Planned preventative maintenance (PPM) is essential to mitigate any unforeseen replacements of expensive assets while also safeguarding against operational disruptions.
However, PPM requires a whole-life approach to not only give operational continuity and peace of mind, but also extended asset lifespan. There are five steps to implementing PPM:
1. Know and understand your assets
This goes beyond simply knowing there is a fire or security system within the building; it’s about knowing when it was installed, when it was last checked and serviced, or if it complies with statutory standards. It also ncludes knowing what assets you’ve got and their location, putting an asset data register in place and ensuring said register is kept up to date.
2. Establish a PPM schedule – and make sure you execute it
Clarity on the service regime of each asset is essential. It’s then about ensuring the schedule is executed. Typically, this falls to either the in-house team or is outsourced to specialist suppliers. Although many think keeping services in-house is more affordable, this isn’t always the case.
The best approach is to consider the skills and capabilities held in-house and whether there are any suitably qualified in-house team members who have the capability to manage the tasks. However, if there is a lack of skills in-house, outsource it to the experts who know what they are doing and use the in-house team on tasks they can do – and do well.
3. Tailor specifications and standards
We often speak to facilities managers who are guided by the general maintenance standards for an asset as opposed to tailoring these standards to reflect the environment. For example, if standards outline an asset needs servicing annually, that is the minimum requirement.
However, an asset used more than the average amount would benefit from a greater frequency and level of servicing. Taking a tailored approach to specifications and standards is key.
4. Create a forward maintenance register
Having established the current condition and, therefore, what residual life is left, the forward maintenance register (FMR) can be created. This captures the remaining service life of each asset. An FMR could initially span five years and detail the maintenance required over this period. Or it could be developed further into a life cycle programme covering a 10, 15, or 20-year period.
5. Manage the life cycle programme
Developing a whole-life approach with a clearly identified life cycle replacement programme allows for timely budgeting of the capital renewal and replacement of assets at agreed intervals within the duration of the programme. In addition, you actively manage the life cycle programme to suit your establishment. For example, in a school or college setting time the replacement of assets during the summer holidays when facilities aren’t in use.

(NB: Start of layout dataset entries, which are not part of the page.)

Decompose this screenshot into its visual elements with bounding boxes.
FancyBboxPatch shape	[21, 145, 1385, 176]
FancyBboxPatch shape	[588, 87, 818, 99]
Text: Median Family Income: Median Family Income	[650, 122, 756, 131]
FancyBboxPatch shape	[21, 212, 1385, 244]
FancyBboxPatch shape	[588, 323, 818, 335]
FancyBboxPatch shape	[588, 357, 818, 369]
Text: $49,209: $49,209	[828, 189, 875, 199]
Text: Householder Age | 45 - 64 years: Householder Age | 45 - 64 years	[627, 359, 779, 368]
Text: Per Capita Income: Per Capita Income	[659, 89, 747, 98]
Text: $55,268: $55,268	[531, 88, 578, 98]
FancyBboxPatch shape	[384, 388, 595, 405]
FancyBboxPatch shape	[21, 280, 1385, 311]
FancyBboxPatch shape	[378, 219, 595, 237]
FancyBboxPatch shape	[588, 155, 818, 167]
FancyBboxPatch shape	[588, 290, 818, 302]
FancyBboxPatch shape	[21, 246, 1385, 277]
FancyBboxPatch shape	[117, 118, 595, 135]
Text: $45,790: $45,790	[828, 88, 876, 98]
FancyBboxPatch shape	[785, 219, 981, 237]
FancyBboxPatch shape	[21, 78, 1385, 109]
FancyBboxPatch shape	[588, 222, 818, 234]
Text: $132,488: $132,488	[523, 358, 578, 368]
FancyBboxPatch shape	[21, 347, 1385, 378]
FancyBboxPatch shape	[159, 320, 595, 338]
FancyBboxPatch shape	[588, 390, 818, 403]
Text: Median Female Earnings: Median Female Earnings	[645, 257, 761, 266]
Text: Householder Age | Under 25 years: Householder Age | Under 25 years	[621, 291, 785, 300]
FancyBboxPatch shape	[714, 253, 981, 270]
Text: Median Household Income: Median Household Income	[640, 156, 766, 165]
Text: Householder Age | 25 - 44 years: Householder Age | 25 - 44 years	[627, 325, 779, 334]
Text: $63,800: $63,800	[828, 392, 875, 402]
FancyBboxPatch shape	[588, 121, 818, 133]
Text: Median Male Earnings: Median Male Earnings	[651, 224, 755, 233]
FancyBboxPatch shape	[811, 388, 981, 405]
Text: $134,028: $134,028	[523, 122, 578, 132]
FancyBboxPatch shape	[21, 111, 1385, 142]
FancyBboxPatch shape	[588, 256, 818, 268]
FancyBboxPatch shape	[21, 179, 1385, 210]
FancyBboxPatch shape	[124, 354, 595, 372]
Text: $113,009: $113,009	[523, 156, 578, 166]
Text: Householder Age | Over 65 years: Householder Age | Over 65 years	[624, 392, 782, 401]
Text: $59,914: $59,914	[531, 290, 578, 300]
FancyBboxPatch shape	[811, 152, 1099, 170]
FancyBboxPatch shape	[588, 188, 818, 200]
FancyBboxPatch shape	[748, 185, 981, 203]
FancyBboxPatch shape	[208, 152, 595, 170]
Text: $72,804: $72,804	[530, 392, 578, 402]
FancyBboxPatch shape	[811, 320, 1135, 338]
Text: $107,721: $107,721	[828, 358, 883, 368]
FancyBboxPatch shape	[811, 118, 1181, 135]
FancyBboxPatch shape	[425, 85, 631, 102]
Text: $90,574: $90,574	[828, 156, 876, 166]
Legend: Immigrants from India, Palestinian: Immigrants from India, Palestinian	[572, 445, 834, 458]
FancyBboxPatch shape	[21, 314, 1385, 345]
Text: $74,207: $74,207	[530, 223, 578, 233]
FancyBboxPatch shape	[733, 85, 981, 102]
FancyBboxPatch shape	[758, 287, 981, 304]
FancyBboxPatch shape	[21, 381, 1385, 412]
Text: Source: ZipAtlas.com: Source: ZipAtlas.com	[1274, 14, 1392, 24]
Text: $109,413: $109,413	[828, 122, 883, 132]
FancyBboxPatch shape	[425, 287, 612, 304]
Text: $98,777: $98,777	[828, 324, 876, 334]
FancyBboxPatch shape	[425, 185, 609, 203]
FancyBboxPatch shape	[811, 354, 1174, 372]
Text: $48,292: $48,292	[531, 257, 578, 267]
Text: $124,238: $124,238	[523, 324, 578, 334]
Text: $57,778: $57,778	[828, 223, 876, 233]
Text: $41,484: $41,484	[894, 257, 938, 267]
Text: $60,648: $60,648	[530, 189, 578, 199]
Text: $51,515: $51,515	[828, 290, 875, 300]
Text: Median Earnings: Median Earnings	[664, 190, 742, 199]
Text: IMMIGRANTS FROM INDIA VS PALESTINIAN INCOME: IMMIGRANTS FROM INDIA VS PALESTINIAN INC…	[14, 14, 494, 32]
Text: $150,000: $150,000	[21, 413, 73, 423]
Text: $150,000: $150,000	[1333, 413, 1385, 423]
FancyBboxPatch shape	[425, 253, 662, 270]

Alternatively, the programme can be timed to coincide with budget – for example, the start or end of a financial year. As long asis a clear structured programme is in place, which is managed on a continual basis, the assets will take care of themselves.
Remember: The time and cost to repair equipment that fails out of the blue is three to five times more expensive than the cost of making a planned repair of the same equipment prior to failure. Managing assets is key and saves significant sums of money.